3. Was haben die Verbraucherzentralen rausgefunden?
O-Ton 3 (Dr. Anne Biewald, 23 Sek.): "Die Verbraucherzentrale haben in einem Marktcheck in 25 Supermärkten untersucht, ob der Handel wirklich so strenge Vorgaben hat. Und dabei haben sie herausgefunden, dass Kohlrabi und Radieschen fast immer mit Blättern verkauft werden und dass nur ein Viertel der Äpfel und nur 18 Prozent der Möhren in Klasse II, also in der Klasse, die auch verschiedene Größen und optische Makel erlaubt, angeboten wurden."

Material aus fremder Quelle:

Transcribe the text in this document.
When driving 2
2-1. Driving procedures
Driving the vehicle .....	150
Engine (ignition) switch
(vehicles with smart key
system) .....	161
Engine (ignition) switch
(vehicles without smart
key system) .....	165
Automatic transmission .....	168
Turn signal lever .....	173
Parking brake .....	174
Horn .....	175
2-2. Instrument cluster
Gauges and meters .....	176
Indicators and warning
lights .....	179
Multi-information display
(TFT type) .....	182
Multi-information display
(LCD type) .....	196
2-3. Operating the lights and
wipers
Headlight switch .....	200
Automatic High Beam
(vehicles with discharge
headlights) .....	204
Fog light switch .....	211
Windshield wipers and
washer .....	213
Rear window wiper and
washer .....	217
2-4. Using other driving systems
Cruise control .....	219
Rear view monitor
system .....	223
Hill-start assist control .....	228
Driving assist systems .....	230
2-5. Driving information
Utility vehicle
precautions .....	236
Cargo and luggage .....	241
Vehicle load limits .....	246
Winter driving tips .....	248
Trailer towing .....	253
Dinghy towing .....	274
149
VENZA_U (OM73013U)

4. Was empfehlen Umweltbundesamt und Verbraucherzentralen dem Handel konkret?
O-Ton 4 (Dr. Anne Biewald, 34 Sek.) "Wir haben drei Forderungen entwickelt. Zuerst empfehlen wir dem Handel, dass bei Obst und Gemüse in Zukunft auf Vorgaben in Bezug
auf Größe Gewicht oder Aussehen verzichtet werden soll und das Obst und Gemüse mehr
so angeboten werden soll, wie es eigentlich gewachsen ist. Und hier sollten insbesondere
die Spielräume der Vermarktungsnormen ausgeschöpft werden. Also Obst und Gemüse soll nicht nur in Klasse I oder extra verkauft werden, sondern vorwiegend in Klasse II. Unsere zweite Empfehlung bezieht sich auf die Vermarktung nach Gewicht statt nach Stück."

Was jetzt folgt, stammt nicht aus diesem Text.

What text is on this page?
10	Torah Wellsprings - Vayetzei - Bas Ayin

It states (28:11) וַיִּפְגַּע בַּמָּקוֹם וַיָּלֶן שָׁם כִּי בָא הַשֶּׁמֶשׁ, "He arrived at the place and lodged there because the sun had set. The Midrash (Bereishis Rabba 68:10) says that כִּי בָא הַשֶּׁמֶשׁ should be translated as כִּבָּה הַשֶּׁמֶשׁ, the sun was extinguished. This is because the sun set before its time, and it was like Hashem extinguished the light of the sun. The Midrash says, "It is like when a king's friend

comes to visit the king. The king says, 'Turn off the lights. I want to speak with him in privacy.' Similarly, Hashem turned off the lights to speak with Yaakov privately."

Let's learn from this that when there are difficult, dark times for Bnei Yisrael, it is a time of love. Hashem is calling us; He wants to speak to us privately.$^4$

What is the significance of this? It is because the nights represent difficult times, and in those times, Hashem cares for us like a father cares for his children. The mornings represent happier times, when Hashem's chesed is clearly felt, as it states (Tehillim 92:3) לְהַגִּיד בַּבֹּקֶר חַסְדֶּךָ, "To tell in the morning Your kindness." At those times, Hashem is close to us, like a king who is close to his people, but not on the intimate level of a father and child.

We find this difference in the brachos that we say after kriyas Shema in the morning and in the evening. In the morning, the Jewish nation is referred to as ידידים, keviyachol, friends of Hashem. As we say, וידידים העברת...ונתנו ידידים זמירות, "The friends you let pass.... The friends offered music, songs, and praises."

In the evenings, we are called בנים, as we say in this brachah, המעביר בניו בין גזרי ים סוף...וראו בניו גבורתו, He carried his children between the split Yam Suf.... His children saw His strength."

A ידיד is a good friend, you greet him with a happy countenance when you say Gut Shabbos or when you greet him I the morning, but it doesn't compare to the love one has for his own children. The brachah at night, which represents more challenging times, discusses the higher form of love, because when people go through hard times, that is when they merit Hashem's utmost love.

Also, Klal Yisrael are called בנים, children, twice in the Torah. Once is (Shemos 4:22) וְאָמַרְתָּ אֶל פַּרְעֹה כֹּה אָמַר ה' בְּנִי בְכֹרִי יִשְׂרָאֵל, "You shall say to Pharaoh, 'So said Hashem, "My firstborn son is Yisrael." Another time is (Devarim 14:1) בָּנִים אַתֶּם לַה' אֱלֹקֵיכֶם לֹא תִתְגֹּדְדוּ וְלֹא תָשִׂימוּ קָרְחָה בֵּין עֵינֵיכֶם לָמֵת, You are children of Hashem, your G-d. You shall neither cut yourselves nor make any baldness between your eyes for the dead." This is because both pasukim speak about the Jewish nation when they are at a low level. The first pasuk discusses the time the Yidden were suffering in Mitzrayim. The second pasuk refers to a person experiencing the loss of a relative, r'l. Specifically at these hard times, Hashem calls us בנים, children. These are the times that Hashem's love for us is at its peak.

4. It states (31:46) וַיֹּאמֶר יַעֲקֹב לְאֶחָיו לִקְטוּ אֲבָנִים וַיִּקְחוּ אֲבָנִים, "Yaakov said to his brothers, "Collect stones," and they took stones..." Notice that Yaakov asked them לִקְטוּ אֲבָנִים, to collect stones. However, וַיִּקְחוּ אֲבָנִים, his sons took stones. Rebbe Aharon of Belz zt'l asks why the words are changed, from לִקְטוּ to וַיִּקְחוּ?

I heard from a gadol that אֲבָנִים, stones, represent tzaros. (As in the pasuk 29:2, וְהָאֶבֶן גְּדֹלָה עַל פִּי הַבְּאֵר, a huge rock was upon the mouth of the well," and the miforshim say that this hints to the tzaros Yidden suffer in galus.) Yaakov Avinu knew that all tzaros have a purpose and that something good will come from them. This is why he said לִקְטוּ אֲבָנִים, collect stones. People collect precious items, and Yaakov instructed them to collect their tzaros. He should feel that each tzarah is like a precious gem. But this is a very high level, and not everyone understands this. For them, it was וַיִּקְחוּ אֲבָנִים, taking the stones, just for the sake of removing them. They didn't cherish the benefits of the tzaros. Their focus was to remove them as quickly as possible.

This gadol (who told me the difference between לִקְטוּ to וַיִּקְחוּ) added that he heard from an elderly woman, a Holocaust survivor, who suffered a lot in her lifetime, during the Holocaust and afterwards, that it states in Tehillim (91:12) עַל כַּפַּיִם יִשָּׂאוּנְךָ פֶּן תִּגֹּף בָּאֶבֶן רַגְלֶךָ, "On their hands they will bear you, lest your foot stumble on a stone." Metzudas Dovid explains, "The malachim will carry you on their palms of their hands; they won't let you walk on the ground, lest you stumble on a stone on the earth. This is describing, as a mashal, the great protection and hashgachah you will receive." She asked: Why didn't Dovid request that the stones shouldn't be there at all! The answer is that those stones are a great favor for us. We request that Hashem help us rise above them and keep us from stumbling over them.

5. Was ist damit konkret gemeint?
O-Ton 5 (Dr. Anne Biewald, 39 Sek.): "Aktuell gibt es eine Reihe von Gemüsearten, die nach Stück verkauft werden, Kohlrabi oder Blumenkohl zum Beispiel. Und das bedeutet, dass im Handel dann oft einheitliche Größen von Kohlrabi oder Blumenkohl liegen, weil wenn da sehr kleine Gemüse lägen, dann würden die Verbraucherinnen und Verbraucher das wahrscheinlich nicht kaufen. Würden Blumenkohl Kohlrabi und Co. aber jetzt nach Gewicht verkauft und nicht nach Stück, könnte der Handel da ganz einfach seine Vorgaben auf die Größe lockern weil dann die Verbraucherinnen und Verbraucher natürlich das Gemüse in jeder Größe kaufen würden. Und unsere letzte Empfehlung bezieht sich auf die nicht verzehrbaren Blätter: Hier empfehlen wir natürlich, dass Gemüse, wie Kohlrabi
Radieschen oder ein Bund Möhren, ohne die Blätter verkauft wird."

6. Welche Vorteile hätte das und wer würde alles davon profitieren?
O-Ton 6 (Dr. Anne Biewald, 59 Sek.): "Also, von der Senkung der strengen Vorgaben des Handels würden tatsächlich nicht nur Klima und Umwelt profitieren, sondern Verbraucherinnen und Verbraucher, die Erzeugerbetriebe - und zu guter Letzt auch der Handel. Für Verbraucherinnen und Verbraucher wäre es zum Beispiel vorteilhaft, dass Kohlrabi und anderes Gemüse, das ohne verzehrfähige Blätter verkauft würde, sich länger hält, weil über die großen Blattoberflächen ja sehr viel Wasser verdunstet wird. Außerdem wäre es vorteilhaft, wenn es im Handel sehr verschiedene Größen gibt: Dann könnten Verbraucherinnen und Verbraucher viel eher wirklich nach Bedarf einkaufen, also auch mal einen ganz kleinen Blumenkohl. Das hätte auch noch den Zusatzeffekt, dass Lebensmittelabfälle im Haushalt reduziert werden. Für Erzeugerbetriebe wäre es auch sehr vorteilhaft, wenn die Vorgaben sinken, denn sie könnten ihren Einsatz an Pflanzenschutz und Düngemittel reduzieren und einen größeren Anteil ihrer Produkte an den Handel verkaufen. Und zu guter Letzt wäre so eine Senkung auch vorteilhaft für den Handel, denn er könnte sein Image in Bezug auf Umwelt und Klima deutlich verbessern."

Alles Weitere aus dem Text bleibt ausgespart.